My name was a product of my grandfather’s hopes and conviction; it was my inheritance…I would rid myself of the name Mohammad, which I could not fashion into anything that could pass.

Many of the finest essays draw from this common thread of assimilation anxiety; passing, fitting in, while also blithely chipping away at your ancestry to take advantage of the opportunities and anonymity of the United States.

In Reyna Grande’s “The Parent Who Stays,” assimilation anxiety is woven together with familial loss and the linguistic barriers of a young child whose lack of descriptive language does not allow them to process what is happening:

These words weren’t part of my vocabulary, so I never used them—I described my feelings through stories…I was a victim of a consequence of migration that is often overlooked or given little importance—psychological violence of watching your family fall apart.

Another standout essay is Joseph Kertes’ “Second Country.”

This piece is a meditation on a hidden yet common migrant experience—the hostile rejection of home; an anti-patriotism that develops when one’s own people and government are the cause of suffering, when escape from a homeland is the only opportunity:

The other memorable thing my father used to say, after years in Canada, was that ‘Europe is a failed experiment. It should be paved over and turned into a parking lot.’

According to the UN High Commissioner for Refugees, internally displaced people or IDPs now form the majority of the more than 60 million people who have escaped global persecution since 2015. (IDPs are people that have been first forced from their homes, but not their country of origin; while refugees and asylum seekers are people who have been initially forced from their homes and countries.)

Many of these IDPs are from countries with protracted civil wars, bigotry, gang violence, government corruption, or simply no economic opportunities. These factors leave people with little alternative but to become asylum seekers, usually in neighboring countries just as underfunded that quickly strain under the financial and security pressures of hosting the refugees.

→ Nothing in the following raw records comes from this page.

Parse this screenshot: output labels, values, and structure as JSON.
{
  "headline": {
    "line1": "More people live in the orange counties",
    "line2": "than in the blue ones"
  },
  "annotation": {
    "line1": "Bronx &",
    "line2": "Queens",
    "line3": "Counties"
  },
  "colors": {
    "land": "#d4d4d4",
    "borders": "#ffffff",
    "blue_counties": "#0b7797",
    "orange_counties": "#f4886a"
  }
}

The refugee crisis of 2015 sparked a global debate about the social responsibility of displaced people. Under the Trump administration, the United States has cut accepted refugees from 110,000 to 45,000 per year. Global ring-wing political parties, from Orban’s Fidesz in Hungary to Bolsonaro’s Social Liberal Party in Brazil, have taken advantage of people’s fear, consolidating power with divisive and fear-driven rhetoric. What these seventeen essays do so well is deconstruct that manipulative language, and illustrate with moments of reinvention and the reclamation of identity that the global refugee crisis is not one of border wars and xenophobia, but of liberalism in its truest form—egalitarianism in the face of tragedy. The belief that open-minded altruism will bring relief to those not only escaping to save their lives, but for a life outside of an indifferent and hostile homeland.

Dayton J Shafer has been involved with theatre for over fifteen years as a writer, director, and actor.  His original pieces have been performed in fringe festivals, barns, abandoned factories, converted laundromats, black boxes, and street  sides. His poetry and prose has appeared in The Mountain Ear, Split Lip, BULL, and Mock Turtle Zine.